Memory timing is usually not a high priority consideration for gaming PCs. Timings are more attractive to overclockers, who can manually lower the timings in the BIOS, then test stability. If successful, you can get better performance from the existing RAM.
For most gaming PC users, RAM capacity and speed are the most important considerations.
If you’ve purchased high-performance RAM, overclocking can help you achieve more than stock specs. The easiest way to do this is with the Intel® Extreme Memory Profile (Intel® XMP).
When an Intel® XMP profile is selected in the BIOS of a supported motherboard, it adjusts the voltage, timing, and frequency to improve performance. These predefined settings have been tested and certified for stability.
It is also possible to modify the memory profile on some motherboards, as well as manually adjust the settings from the BIOS.
Aesthetics and Cooling
The memory heatsink can make your PC configuration look more attractive. However, they are often just purely aesthetic.

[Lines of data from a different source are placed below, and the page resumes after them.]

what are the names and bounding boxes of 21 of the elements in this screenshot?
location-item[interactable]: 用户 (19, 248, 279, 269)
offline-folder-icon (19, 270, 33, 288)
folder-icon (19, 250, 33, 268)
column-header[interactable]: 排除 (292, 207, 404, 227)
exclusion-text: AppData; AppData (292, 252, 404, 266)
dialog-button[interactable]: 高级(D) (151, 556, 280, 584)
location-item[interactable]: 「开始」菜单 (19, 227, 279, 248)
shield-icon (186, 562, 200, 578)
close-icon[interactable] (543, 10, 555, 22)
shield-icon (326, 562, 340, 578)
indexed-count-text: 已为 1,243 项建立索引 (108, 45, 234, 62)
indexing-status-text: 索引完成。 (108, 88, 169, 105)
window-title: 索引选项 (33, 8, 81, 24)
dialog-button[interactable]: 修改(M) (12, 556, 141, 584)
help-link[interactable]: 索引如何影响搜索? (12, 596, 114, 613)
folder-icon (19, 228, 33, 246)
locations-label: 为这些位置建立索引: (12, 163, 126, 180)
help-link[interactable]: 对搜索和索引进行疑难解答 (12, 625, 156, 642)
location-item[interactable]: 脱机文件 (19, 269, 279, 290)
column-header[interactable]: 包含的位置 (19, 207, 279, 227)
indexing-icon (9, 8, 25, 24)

RAM generates heat like any other component, but it won’t get very hot unless it’s operating at unusually high speeds. Please skip the heatsink if you do n’t take RAM overclocking seriously. However, as with any component, it’s a good idea to make sure your memory is exposed to proper airflow .
Memory modules with RGB lighting can also add an element of customization and can increase the visual appeal of your system. Just make sure that the RGB memory chip you choose is compatible with your specific motherboard brand.
What’s the Right Type of RAM for Your Gaming PC?
Finally, how much RAM you need for gaming can depend on your budget and usage plans. Before making a purchase, make sure the RAM specifications match your unique needs.
It is important to balance RAM with the other components of your system, as they will all play a role in determining the overall performance level.